When he was 12, Brian’s mother entered him in a television talent quest and, as a result of his appearance, he was given the position of pianist in a junior band the TV station put together for a children’s program.

When his family moved to Tasmania, then to Melbourne, Brian played in jazz bands for a while before joining The Castaways, a moderately successful rock band on the Melbourne scene, which changed its name to The Jackson Kings.


During the 1960s he was a member of Melbourne band The Groop before forming Axiom, the band for which he penned the hits Arkansas Grass and A Little Ray of Sunshine at the dawn of the 1970s.

When Axiom folded in March 1971, Brian chose a solo career and also began producing other artists.

In this capacity, he wrote, played on and produced Robin Jolley’s 1972 hit Marshall’s Portable Music Machine and Robin’s subsequent solo album.

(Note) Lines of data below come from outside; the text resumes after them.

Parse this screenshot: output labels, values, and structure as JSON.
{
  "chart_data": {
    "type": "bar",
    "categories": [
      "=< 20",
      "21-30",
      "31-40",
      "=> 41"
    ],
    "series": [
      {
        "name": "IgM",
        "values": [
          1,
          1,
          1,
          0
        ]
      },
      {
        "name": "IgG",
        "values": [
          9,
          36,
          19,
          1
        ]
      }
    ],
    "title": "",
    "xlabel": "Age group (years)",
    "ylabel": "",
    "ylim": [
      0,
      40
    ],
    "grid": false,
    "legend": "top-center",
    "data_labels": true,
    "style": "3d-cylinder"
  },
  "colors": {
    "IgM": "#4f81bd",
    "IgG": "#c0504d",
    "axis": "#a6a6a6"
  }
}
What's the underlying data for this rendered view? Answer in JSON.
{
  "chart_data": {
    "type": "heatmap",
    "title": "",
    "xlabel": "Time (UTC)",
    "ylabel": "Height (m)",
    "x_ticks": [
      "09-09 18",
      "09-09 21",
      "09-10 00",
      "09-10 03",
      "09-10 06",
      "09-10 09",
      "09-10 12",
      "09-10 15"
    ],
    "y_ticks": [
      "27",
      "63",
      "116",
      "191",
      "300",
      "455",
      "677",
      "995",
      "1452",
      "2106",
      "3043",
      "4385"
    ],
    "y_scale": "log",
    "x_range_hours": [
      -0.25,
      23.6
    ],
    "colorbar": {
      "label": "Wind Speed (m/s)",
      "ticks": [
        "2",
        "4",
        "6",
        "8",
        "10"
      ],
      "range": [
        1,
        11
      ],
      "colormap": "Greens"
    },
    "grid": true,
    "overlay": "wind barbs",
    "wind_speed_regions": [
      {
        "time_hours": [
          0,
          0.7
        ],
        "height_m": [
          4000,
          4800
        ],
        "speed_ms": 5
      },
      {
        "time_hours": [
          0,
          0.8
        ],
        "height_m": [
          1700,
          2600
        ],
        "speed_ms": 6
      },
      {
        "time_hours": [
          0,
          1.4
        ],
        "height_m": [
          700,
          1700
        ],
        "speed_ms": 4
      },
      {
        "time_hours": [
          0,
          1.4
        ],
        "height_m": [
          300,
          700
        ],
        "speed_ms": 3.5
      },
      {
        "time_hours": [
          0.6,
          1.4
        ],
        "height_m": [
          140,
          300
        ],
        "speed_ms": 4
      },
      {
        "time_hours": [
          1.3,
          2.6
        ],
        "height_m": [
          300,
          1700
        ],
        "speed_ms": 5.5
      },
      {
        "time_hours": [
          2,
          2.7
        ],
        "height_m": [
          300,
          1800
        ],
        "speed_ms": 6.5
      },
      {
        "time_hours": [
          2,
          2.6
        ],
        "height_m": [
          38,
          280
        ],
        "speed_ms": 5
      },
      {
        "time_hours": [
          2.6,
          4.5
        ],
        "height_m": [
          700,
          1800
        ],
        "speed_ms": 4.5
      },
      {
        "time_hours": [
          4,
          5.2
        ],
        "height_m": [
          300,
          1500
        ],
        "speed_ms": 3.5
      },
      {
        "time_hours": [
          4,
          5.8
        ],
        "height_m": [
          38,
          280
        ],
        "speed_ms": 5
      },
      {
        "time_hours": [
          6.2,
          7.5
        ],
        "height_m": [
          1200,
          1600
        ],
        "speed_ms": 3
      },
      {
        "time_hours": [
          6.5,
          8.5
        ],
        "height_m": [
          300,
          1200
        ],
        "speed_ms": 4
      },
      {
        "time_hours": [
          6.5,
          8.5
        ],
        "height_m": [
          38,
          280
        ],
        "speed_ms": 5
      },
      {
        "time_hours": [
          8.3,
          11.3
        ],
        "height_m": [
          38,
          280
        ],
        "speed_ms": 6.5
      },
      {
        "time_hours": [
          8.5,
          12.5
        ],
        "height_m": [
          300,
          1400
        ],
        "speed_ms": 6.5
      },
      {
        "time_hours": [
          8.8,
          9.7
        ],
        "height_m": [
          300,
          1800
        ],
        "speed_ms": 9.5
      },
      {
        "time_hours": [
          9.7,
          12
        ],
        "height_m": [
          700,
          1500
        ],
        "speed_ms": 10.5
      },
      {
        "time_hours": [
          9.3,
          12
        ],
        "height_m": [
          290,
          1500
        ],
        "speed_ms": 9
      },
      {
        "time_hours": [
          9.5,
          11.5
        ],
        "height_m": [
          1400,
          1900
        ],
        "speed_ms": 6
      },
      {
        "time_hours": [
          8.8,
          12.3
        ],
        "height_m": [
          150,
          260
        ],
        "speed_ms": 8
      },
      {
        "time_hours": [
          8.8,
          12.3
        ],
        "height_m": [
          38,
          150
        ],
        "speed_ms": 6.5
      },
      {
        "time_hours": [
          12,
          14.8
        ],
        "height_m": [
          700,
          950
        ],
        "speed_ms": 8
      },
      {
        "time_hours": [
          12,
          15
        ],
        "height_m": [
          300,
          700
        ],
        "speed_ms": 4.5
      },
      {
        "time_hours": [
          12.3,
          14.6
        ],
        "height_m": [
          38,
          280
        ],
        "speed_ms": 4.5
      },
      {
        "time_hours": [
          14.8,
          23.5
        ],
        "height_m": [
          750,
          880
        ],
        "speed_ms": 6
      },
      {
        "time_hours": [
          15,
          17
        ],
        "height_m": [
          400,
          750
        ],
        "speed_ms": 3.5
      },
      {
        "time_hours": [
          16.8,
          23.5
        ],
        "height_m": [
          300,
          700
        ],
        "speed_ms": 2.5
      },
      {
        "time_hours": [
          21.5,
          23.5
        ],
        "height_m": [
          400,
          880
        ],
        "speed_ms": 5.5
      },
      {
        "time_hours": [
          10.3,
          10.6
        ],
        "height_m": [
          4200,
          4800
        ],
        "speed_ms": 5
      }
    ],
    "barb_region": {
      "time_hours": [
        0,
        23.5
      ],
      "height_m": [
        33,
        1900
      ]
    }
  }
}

In 1972, Cadd co-founded the Bootleg record label and put together the studio house band, The Bootleg Family Band who had a hit single with a cover of Betty Everett‘s Shoop Shoop Song in 1974.

In 1973, Brian had the two biggest selling Australian albums – Parabrahm and Brian Cadd. He also penned the music score for the film Alvin Purple, reprising the effort for the sequel Alvin Rides Again (1974).

He moved to the USA in the mid-70s and remained there until 1981, during which time his songs were covered by artists such as Glen Campbell, The Pointer Sisters and Gene Pitney.